На протяжении почти 30 лет Юрий Казаков по-разному отвечал на вопрос: почему он стал писателем. К этому его подтолкнули и заикание, и неудача при поступлении в консерваторию, и желание славы. Мечта о писательстве, возникшая в 1949 году, уже в 1953-м станет судьбой, неизлечимой болезнью: «Не писать я уже не могу» (дневниковая запись от 16.01.1953 года).

Дневники начала 1950-х годов, первые публикации: «Новый станок», «Первое свидание», «Обиженный полисмен», «Тысяча долларов», «Голубое озеро» – свидетельствуют, что Ю. Казаков мировоззренчески и творчески во многом продукт своего времени. И удивительно, как быстро и практически без последствий Ю. Казаков преодолевает советские стереотипы. Происходит это во многом благодаря двум факторам.

Писатель, как известно, родился и вырос на Арбате, о чем с гордостью говорил. Однако его «арбатство», его любовь к малой родине, хотя и имела налет «кастовости», не стала «религией», как у Б. Окуджавы, со всеми отсюда вытекающими негативными последствиями. «Арбатство» Казакова через мать получило здоровую народную прививку.

Родители писателя, выходцы из Смоленской губернии, по-разному акклиматизировались в Москве. Отец Казакова быстро опролетарился, мать сохранила крестьянскую культуру. Через нее и ее деревенских родственников шло национальное воспитание будущего писателя. Позже он утверждал, что его язык, творческий дар – от матери.
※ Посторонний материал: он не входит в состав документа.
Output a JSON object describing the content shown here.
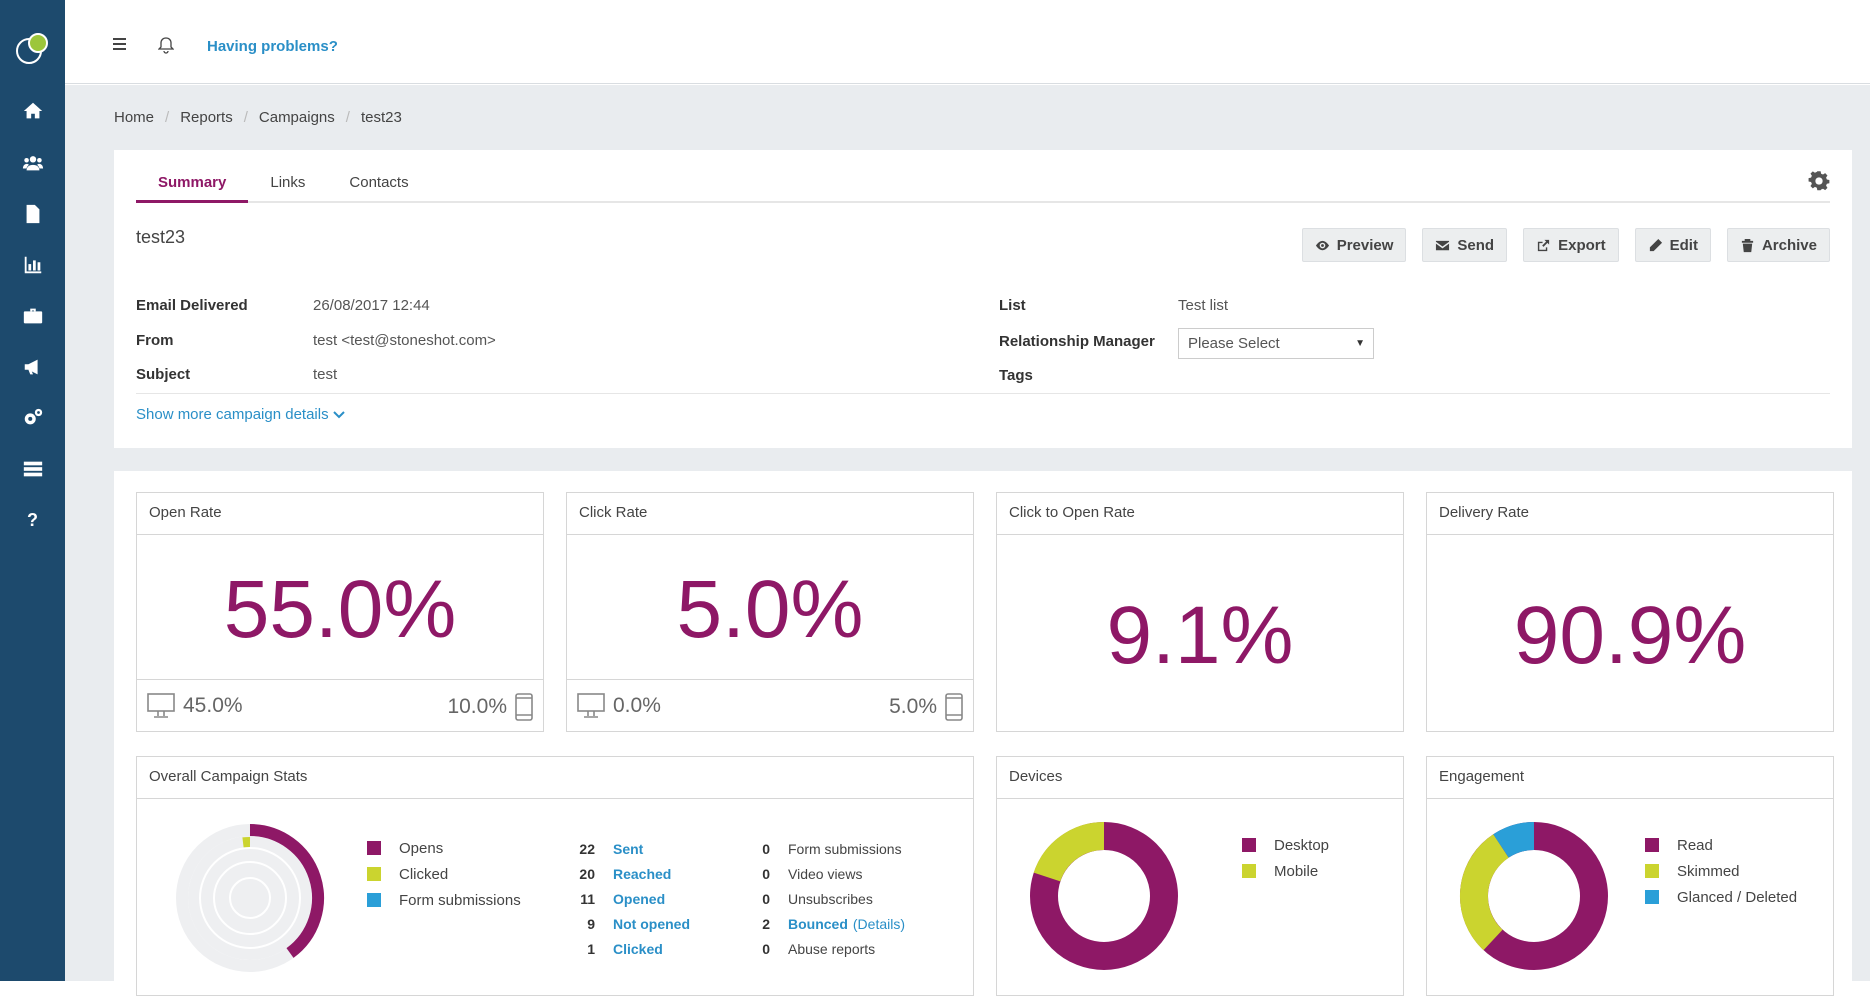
{
  "topbar": {
    "problems_link": "Having problems?"
  },
  "sidebar": {
    "items": [
      {
        "icon": "home-icon"
      },
      {
        "icon": "users-icon"
      },
      {
        "icon": "document-icon"
      },
      {
        "icon": "bar-chart-icon"
      },
      {
        "icon": "briefcase-icon"
      },
      {
        "icon": "megaphone-icon"
      },
      {
        "icon": "cogs-icon"
      },
      {
        "icon": "server-icon"
      },
      {
        "icon": "help-icon"
      }
    ]
  },
  "breadcrumb": [
    "Home",
    "Reports",
    "Campaigns",
    "test23"
  ],
  "tabs": [
    "Summary",
    "Links",
    "Contacts"
  ],
  "campaign": {
    "name": "test23",
    "actions": [
      "Preview",
      "Send",
      "Export",
      "Edit",
      "Archive"
    ],
    "email_delivered_label": "Email Delivered",
    "email_delivered_value": "26/08/2017 12:44",
    "from_label": "From",
    "from_value": "test <test@stoneshot.com>",
    "subject_label": "Subject",
    "subject_value": "test",
    "list_label": "List",
    "list_value": "Test list",
    "rm_label": "Relationship Manager",
    "rm_value": "Please Select",
    "tags_label": "Tags",
    "more_link": "Show more campaign details"
  },
  "metrics": {
    "open_rate": {
      "title": "Open Rate",
      "value": "55.0%",
      "desktop": "45.0%",
      "mobile": "10.0%"
    },
    "click_rate": {
      "title": "Click Rate",
      "value": "5.0%",
      "desktop": "0.0%",
      "mobile": "5.0%"
    },
    "cto_rate": {
      "title": "Click to Open Rate",
      "value": "9.1%"
    },
    "delivery_rate": {
      "title": "Delivery Rate",
      "value": "90.9%"
    }
  },
  "overall": {
    "title": "Overall Campaign Stats",
    "legend": [
      {
        "label": "Opens",
        "color": "#8e1866"
      },
      {
        "label": "Clicked",
        "color": "#cbd42f"
      },
      {
        "label": "Form submissions",
        "color": "#2a9fd8"
      }
    ],
    "stats_left": [
      {
        "num": "22",
        "label": "Sent"
      },
      {
        "num": "20",
        "label": "Reached"
      },
      {
        "num": "11",
        "label": "Opened"
      },
      {
        "num": "9",
        "label": "Not opened"
      },
      {
        "num": "1",
        "label": "Clicked"
      }
    ],
    "stats_right": [
      {
        "num": "0",
        "label": "Form submissions"
      },
      {
        "num": "0",
        "label": "Video views"
      },
      {
        "num": "0",
        "label": "Unsubscribes"
      },
      {
        "num": "2",
        "label": "Bounced",
        "extra": "(Details)"
      },
      {
        "num": "0",
        "label": "Abuse reports"
      }
    ]
  },
  "devices": {
    "title": "Devices",
    "legend": [
      {
        "label": "Desktop",
        "color": "#8e1866"
      },
      {
        "label": "Mobile",
        "color": "#cbd42f"
      }
    ]
  },
  "engagement": {
    "title": "Engagement",
    "legend": [
      {
        "label": "Read",
        "color": "#8e1866"
      },
      {
        "label": "Skimmed",
        "color": "#cbd42f"
      },
      {
        "label": "Glanced / Deleted",
        "color": "#2a9fd8"
      }
    ]
  }
}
Второй фактор, определивший судьбу Ю. Казакова, – это поездка в Поморье. Здесь в 1956 году и состоялось его «второе рождение». На Севере студент III курса Литературного института открывает для себя традиционный народный мир. Он восторгается вековыми двухэтажными избами, которые явно не вписывались в «левые» стереотипы о бедных крестьянских жилищах в дореволюционной России. У него вызывает удивление отсутствие запоров и замков: если кто-то уходил в море, то ставил палку к двери, что означало «хозяина нет дома». Поразили и величественная природа, и люди, и их язык. Позже Казаков вспоминал: «Окунувшись в поток настоящей живой речи, я почувствовал, что родился во второй раз <...>. В жизни каждого человека есть момент, когда он всерьез начинает быть» (Литературная газета. 1979. 21 ноября).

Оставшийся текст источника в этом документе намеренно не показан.